John Cleese: la creatividad (y III)

enero 22, 2013 Comentarios desactivados en John Cleese: la creatividad (y III)

Vaya por delante que mi visión es muy cercana a la del ex-Monty Python, no afirmé constantemente durante media hora larga por nada. Una de las razones por las que la creatividad se considera una forma de talento es porque hablar sobre serlo es fácil, pero serlo es la parte difícil. Es un proceso personal que cada cual vive a su manera, por mucho que esa frase suene estúpida. No obstante, sí existe un punto común universal: la creatividad conecta diferentes conceptos u objetos, llegando a nuevos resultados y superando un obstáculo.

Y el primer escollo a vencer es, precisamente, el que supone uno mismo. Constantemente.

La presión de ideas preconcebidas, los límites impuestos por la educación y el decoro, el qué dirán, el temor a herir o ser herido, la vergüenza, la admisión de errores, las experiencias humillantes. A la hora de jugar con ellas y escribirlas, se convierten en piedras incrustadas en los pliegues del cerebro. Tu hilo de pensamiento llega a una de esas vivencias y se atranca, huyendo del dolor o el miedo al juicio ajeno, o se ralentiza, rodeando los puntos delicados con cautela de gato callejero.

La solución consta de diferentes fases, aunque el proceso sea similar en todas las personas: identificas qué te reconcome, le restas importancia, lo aceptas como un material más y juegas con ello. Simplifico, sí, pero ya divagaremos en otros posts.

El caso es que, una vez enfrentados los escollos, empiezan a surgir las cosas interesantes y a salir de tu zona de confort. Pisas nuevos sitios en tu interior y abordas temáticas intimidantes, descubres herramientas a incorporar en tu arsenal a medida que exploras áreas desconocidas de tu ingenio… y creas. Los resultados pueden ser catárticos, divertidos, dolorosos, poderosos, profundos o simples juegos de palabras, y siempre paso más allá de tus límites.

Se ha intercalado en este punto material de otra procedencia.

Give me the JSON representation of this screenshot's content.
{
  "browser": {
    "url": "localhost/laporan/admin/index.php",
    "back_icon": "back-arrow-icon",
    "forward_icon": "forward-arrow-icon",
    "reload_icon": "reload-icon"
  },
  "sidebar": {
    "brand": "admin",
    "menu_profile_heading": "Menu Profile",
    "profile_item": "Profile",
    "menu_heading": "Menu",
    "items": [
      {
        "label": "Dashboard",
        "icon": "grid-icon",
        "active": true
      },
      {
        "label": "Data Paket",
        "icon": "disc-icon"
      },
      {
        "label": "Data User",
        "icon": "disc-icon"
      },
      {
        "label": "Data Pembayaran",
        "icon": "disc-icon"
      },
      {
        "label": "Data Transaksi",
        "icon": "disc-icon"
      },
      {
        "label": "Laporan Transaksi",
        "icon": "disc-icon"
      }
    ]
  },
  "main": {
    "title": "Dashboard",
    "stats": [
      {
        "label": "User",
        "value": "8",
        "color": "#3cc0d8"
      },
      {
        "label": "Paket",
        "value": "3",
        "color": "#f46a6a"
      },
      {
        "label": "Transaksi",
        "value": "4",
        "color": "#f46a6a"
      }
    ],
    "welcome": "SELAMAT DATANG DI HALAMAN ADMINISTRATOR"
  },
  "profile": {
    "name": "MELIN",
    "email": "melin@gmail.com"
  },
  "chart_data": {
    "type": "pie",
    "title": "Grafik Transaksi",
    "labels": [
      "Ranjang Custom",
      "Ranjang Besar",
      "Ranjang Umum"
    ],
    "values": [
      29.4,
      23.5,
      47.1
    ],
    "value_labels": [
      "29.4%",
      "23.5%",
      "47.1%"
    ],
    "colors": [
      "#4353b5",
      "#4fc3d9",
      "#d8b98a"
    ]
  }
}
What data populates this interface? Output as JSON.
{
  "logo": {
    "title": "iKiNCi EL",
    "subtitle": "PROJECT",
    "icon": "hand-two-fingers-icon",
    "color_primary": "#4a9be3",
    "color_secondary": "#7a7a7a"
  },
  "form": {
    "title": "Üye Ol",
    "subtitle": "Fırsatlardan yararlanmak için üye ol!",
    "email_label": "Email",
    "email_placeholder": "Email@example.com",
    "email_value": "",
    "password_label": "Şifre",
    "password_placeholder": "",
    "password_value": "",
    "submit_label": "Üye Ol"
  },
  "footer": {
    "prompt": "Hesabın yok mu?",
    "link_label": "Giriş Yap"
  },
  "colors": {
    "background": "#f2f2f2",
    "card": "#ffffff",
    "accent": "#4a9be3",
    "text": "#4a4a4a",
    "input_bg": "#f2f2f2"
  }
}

Para eso, lo primordial es dejar de tomarse todo tan en serio. Y la mejor manera que sé es conseguir el tiempo necesario para relajarse y relativizar. O, como lo llama Cleese, el inicio del modo abierto. Acceder a ese estado requiere un rato en el que bajar la velocidad mental primero, enfocarnos en qué queremos solucionar después, y jugar y anotar las ideas que ocurran, por marcianas que sean.

Es un rato muy íntimo, incluso operando en equipo, en el que las distracciones dinamitan los hilos de pensamiento, de ahí la importancia de un entorno alejado de lo cotidiano y sus continuas decisiones a salto de mata. Como proceso íntimo que es, la clave reside en acondicionarlo a nuestro gusto, que en mi caso es silencioso, tranquilo, libre de tentaciones, o lo que es lo mismo: de Internet, teléfonos y personas. Eso es el oasis de Cleese, un sitio en el que jugar con ideas, sin limitaciones ni juicios de nadie; ni siquiera los nuestros.

Al adoptar el hábito en tu vida facilitarás concentrarte hasta un punto casi automático y resultará más cómodo manejar la vergüenza y el miedo cuando los encuentres por accidente o al agotarse las ideas comunes. Incluso si no publicas las creaciones que salgan de esos encontronazos, trátalas como importantes. Aunque no les sueltes la correa, son productos nacidos de enfrentarte a ti mismo y eso ya es liberador.

En esa liberación duerme la confianza en tu capacidad de sobreponerte a errar o ridiculizarte, en esa capacidad reside abandonar prejuicios y cadenas mentales para jugar, en ese juego moran las nuevas ideas y retos. Tu creatividad aumentará, lenta, pero segura, a medida que expandas tu zona de confort, gracias a tu oasis.

Que es, a fin de cuentas, de lo que trata esto de ser humano.